Refactoring Automated Test Scripts with the Strategy Pattern: Design and Python Implementation

In automated testing, the growing number of scripts and evolving business scenarios expose the limitations of hard‑coded conditional logic, leading to low reusability and high maintenance cost. The article proposes a layered refactor using the Strategy design pattern to encapsulate each algorithm as an independent class.

Pain points : frequent changes in upstream processes require script modifications; duplicated if/elif branches become error‑prone and hard to scale.

Design theory : applying high cohesion and low coupling principles, the framework separates concerns by defining an abstract algorithm base, concrete strategy classes, and a context that selects the appropriate strategy at runtime.

Strategy pattern definition : it encapsulates a family of algorithms, hides branching code, and allows interchangeable use without affecting clients, supporting the Open/Closed principle.

Advantages : decoupled code, easier maintenance, avoidance of deep conditional trees, runtime algorithm switching, and extensibility without modifying existing context code.

Disadvantages : added boilerplate when algorithms are stable and the need to understand all concrete strategies.

Solution approach :

1. Extract frequently changed logic into separate algorithm classes.

2. Define an abstract base class with read_params and execute methods.

3. Implement concrete strategies (e.g., CreateTFCEnquiryBill, CreateECLPClodEnquiryBill) that override these methods.

4. Build a context class ( AlgorithmStrategy) that holds a reference to the chosen strategy and delegates execution.
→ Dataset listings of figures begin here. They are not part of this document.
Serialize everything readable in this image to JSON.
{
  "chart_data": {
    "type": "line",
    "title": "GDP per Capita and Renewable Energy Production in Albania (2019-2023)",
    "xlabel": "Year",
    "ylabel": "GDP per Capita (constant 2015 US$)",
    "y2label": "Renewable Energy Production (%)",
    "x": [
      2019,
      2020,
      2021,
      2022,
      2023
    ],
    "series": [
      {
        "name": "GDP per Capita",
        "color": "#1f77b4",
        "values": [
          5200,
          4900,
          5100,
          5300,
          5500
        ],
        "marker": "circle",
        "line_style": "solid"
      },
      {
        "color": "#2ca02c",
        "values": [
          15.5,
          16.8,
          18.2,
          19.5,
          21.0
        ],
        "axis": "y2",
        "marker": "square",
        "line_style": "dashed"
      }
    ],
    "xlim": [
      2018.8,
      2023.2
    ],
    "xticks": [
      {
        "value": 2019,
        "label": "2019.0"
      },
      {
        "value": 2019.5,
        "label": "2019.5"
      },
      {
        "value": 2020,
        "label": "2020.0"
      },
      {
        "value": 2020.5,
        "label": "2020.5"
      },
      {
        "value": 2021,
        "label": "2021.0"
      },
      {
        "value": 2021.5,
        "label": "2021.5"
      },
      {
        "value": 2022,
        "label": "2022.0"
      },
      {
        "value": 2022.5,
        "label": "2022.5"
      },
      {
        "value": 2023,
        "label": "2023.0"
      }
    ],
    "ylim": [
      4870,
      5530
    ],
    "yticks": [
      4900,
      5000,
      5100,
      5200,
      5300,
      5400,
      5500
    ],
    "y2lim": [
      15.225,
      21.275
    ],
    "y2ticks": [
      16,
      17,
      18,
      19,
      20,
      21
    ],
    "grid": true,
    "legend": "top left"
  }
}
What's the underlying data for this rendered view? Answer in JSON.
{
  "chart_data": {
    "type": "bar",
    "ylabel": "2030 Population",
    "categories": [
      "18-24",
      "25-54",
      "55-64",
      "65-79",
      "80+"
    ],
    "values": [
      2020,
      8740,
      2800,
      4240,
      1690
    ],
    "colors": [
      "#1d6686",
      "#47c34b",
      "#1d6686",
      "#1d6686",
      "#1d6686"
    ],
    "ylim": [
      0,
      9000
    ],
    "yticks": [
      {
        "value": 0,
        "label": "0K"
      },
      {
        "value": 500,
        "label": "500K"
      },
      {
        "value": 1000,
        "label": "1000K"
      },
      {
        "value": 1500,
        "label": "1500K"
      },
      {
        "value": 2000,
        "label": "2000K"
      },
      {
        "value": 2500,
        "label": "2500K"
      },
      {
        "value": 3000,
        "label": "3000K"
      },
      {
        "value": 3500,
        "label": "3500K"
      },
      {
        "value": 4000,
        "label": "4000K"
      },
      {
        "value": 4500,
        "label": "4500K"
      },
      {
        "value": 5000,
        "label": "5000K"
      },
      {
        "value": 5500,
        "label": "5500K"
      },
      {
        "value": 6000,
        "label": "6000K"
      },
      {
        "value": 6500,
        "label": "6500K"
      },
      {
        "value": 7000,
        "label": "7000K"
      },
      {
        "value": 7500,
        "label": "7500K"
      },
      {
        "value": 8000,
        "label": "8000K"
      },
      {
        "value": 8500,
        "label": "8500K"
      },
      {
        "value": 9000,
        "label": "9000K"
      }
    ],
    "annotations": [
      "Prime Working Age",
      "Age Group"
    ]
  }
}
5. Register strategies in a dictionary for dynamic lookup and invoke them from test cases.

Code examples :

【python】

def receive_enquiry_bill(**kwargs):
    params = [{}]
    params[0].update(kwargs)
    if params[0].get("enquirySource") == 8:
        pass
    elif params[0].get("enquiryWay") == 2 and params[0].get("payMode") == 2:
        pass
    elif params[0].get("enquiryWay") == 2 and params[0].get("payMode") == 3:
        pass
    if params[0].get("enquirySource") == 46:
        pass
    if params[0].get("enquirySource") == 20:
        pass

【python】

class AlgorithmStrategy(object):
    def __init__(self, algorithm_name):
        self.algorithm_name = algorithm_name

    @property
    def algorithm(self):
        return self.algorithm_name

    @algorithm.setter
    def algorithm(self, name):
        self.algorithm_name = name

    def execute_algorithm(self, params):
        return self.algorithm_name.execute(params)

【python】

class CreateEnquiryBillBaseAlgorithm(ABC):
    @abstractmethod
    def read_params(self, **kwargs):
        scenario = kwargs.get('scenario', 'base')
        # implementation omitted for brevity

    @abstractmethod
    def execute(self, params):
        return jsf_receive_enquiry_bill(data=json.dumps(params))

【python】

class CreateTFCEnquiryBill(CreateEnquiryBillBaseAlgorithm):
    def read_params(self, **kwargs):
        params = super().read_params(**kwargs)
        params[0].update({
            "businessCode": kwargs.get('businessCode', f"TJ{laputa_util.date_time_str(fmt='%y%m%d')}{laputa_util.get_random_num(8)}"),
            "receiveBeginTime": tms_util.data_time_str(minutes=100),
            "deliveryBeginTime": tms_util.data_time_str(minutes=180)
        })
        return params

    def execute(self, params):
        return super().execute(params)

The refactored design enables test engineers to add new business algorithms simply by creating a new strategy class and registering it, without touching the existing framework code.

Summary : By adopting the Strategy pattern, the automation platform achieves higher script reusability, clearer architecture, and easier adaptation to future business changes, aligning with best practices of modular design and maintainable code bases.